В 1970-1980-е гг. проводились широкомасштабные исследования археологических памятников рядовых хунну в Забайкалье, что нашло отражение в работах С.С. Миняева (1985; и др.), A.B. Давыдовой (1978; и др.), П.Б. Коновалова (1976; и др.). Последний из указанных археологов, обобщив результаты раскопок разными исследователями могильников хунну, дал общую характеристику погребального обряда номадов. Так, в составе могильников Ноин-ула, Ильмовая падь, Мойлтын Ам П.Б. Коновалов (1975а, с. 17-22,

45—46; 1985, с. 45) выделял «царские» и «княжеские» погребения с разной степенью богатства и пышности (двойной сруб и гроб), погребения людей среднего достатка в обычных ямах с «двойной деревянной камерой» (сруб и гроб) и погребения «бедняков» в простых дощатых гробах и без таковых. Сходная ситуация фиксировалась и B.C. Гришиным (1978, с. 95, 100) в грунтовом некрополе у г. Дархан (Монголия), где различались захоронения в гробах и погребения в гробах, заключенных в срубы с богатым инвентарем. В тех случаях, когда не наблюдалось конструктивных особенностей захоронений, как полагал кочевниковед, можно использовать дополнительные критерии. Однообразные погребения Дырестуй-ского могильника в однокамерных дощатых гробах ученый предлагал ранжировать по качеству их отделки и сопровождавшему инвентарю (Коновалов П.Б., 19756, с. 22-23; 1985, с. 45).
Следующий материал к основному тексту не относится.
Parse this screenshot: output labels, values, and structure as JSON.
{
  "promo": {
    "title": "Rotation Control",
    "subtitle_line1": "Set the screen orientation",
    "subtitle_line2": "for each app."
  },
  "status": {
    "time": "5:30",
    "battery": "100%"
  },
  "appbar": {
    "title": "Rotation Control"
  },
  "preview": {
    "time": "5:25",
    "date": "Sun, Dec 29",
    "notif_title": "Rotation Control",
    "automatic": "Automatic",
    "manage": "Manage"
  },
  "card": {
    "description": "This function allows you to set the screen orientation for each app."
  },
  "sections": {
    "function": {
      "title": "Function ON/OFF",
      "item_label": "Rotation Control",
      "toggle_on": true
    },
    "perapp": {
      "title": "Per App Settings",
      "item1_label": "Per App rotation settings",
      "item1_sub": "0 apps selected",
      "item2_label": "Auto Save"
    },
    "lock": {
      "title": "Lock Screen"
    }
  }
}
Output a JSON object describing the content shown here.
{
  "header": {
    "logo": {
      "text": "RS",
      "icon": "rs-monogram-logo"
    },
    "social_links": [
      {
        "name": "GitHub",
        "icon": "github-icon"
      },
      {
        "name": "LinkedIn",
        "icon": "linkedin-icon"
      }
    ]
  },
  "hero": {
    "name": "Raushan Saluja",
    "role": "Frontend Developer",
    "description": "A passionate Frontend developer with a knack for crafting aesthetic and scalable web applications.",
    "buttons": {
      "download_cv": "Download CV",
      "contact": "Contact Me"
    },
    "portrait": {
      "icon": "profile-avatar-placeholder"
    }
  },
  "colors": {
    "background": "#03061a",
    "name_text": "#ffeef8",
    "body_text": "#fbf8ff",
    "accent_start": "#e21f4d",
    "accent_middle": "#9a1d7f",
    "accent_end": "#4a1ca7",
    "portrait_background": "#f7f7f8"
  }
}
П.Б. Коновалов (1976, с. 141, 165) обратил также внимание на культовый характер отдельных категорий инвентаря, в частности обломки бронзовых зеркал, а также на жертвоприношения животных (крупного и мелкого рогатого скота, собак) и обряд очищения могилы огнем. В последнем случае исследователь указывал на то, что следы обугливания прослеживаются на срубах и гробах как снаружи, так и изнутри. В этой связи, по его мнению, не исключено, что ритуальный костер частично тлел в течение какого-то времени за счет воздуха в гробу и срубе даже после засыпки могилы. Такой элемент погребального обряда в рамках сравнительно-исторического подхода просматривается ученым в материалах тагар-ской и таштыкской культур (Коновалов П.Б., 1976, с. 163-165, 213). Кроме того, археолог коснулся стилистических особенностей и образов искусства хунну, отметив в качестве основополагающего компонента традиций «звериный стиль» кочевников скифской эпохи. Кроме того, прослеживается и влияние китайской культуры на искусство хунну, что выразилось, например, в изображении борьбы ящерообразного дракона с двумя тиграми, крылатого и рогатого волка и в некоторых других особенностях. Наконец, стоит подчеркнуть, что П.Б. Коновалов (1976, с. 186-189, 213-218 и др.) не исключал и мифического характера отдельных зооморфных образов, хотя подчеркнул, что рассмотрение вопросов верований и культов хунну не входило в его задачи.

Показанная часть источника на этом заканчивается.